“Geldiler ve her yanı kebap kokusuna boğdular” diye dert yanıyor, burunlarını tutuyorlardı. Şimdi bakıyorum da “Türkiye’nin Lezzet Haritası”ndan tadılacak yeni yemekler arıyorlar. E, ne denilmiş: “Düşmez-kalkmaz bir Allah”.
Başta iç göç olmak üzere, seyahat ve iletişim imkânları artınca ülkenin dört bir tarafı ister istemez birbiri ile buluştu, burun buruna yaşamaya başladı.
O zaman hepsi gördü ki: Memleket sadece kendilerinden ibaret değil; başka güzellikler de var. “Bizim çorbanın üzerine çorba tanımam” diye iddia edenler; yüzlerce çorba ile karşılaşınca ucundan kıyısından tatmaya başladı; eh, bir başlamaya görün bu işin önünü alamazsınız, hele “homini gırtlak” iseniz.

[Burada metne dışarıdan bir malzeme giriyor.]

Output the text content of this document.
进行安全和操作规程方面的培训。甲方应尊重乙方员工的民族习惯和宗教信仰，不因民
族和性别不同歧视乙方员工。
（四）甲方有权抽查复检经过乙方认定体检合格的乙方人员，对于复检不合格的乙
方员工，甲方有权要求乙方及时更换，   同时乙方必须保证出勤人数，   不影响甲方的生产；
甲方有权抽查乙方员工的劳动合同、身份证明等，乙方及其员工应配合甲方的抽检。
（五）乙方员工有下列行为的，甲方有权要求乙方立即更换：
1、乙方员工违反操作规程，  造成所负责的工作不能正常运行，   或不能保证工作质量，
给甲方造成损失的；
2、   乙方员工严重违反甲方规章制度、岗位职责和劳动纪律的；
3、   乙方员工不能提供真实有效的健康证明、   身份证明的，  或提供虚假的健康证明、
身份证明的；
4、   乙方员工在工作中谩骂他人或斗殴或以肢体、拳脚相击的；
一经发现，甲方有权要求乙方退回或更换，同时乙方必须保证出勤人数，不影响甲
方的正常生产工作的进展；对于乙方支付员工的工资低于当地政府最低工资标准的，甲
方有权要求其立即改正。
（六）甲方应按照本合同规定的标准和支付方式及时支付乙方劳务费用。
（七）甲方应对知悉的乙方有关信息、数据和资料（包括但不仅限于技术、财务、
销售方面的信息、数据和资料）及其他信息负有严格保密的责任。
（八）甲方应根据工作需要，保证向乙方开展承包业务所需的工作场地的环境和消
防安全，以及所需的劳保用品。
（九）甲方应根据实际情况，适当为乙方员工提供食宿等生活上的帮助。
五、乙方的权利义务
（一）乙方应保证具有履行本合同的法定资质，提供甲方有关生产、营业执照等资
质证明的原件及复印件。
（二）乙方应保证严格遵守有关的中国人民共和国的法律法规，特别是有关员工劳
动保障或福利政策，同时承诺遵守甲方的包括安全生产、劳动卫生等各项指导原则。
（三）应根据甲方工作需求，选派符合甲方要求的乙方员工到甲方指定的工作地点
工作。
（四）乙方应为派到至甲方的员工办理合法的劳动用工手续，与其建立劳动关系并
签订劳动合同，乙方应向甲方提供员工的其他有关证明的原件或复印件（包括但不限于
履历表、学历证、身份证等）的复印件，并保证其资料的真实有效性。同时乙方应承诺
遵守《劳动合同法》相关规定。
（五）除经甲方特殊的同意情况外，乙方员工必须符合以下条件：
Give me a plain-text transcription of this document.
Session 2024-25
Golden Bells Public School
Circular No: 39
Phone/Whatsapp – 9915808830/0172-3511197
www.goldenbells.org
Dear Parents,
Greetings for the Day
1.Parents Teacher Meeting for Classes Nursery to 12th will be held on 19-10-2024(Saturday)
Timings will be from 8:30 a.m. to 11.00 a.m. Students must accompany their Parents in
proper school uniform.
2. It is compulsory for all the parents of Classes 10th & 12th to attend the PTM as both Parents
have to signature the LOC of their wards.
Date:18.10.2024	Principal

Türkiye dünyanın üç önemli mutfağından biri. Ötekiler galiba Çin ile Fransa. Ankara Ticaret Odası ile Ankara Patent Bürosu, Türkiye’nin Lezzet Haritası’nı çıkardı. İyi de etti. En azından falan köfte bizimdir, falan kebap sizindir gibi içerdeki tartışmalar ile; baklava ve lokum üzerinden giden dışarıdaki tartışmalar böylece belki sona erer.
Zaten iş artık kulaktan dolma bilgilerle yürümüyor. Ülkenin dört bir yanına dağılan nüfus, kendi yöresel yemeklerini gittikleri yere götürüp oraya değişik lezzetler armağan ediyor. Sadece bu yemek çeşitleri ile şöhret olan lokantalar var. Gazeteler konuyu kulak arkası etmeksizin bir iki “gurme” istihdam ediyor. Tanınmış ekonomist, şair, oyuncu vb. gibi kişiler hobi olarak geliştirdikleri yiyecek-içecek kültürlerini daha bir profesyonelce okuyuculara sunuyorlar. (Çeşitli diyetler, beslenme uzmanlarının verdiği reçeteleri saymıyorum).
Televizyonlarda mutlaka bir iki yemek programı yapılıyor; ünlü aşçılar hünerlerini sergiliyor, ev hanımları birbirlerinden değil artık yemek tariflerini televizyondan alıyorlar.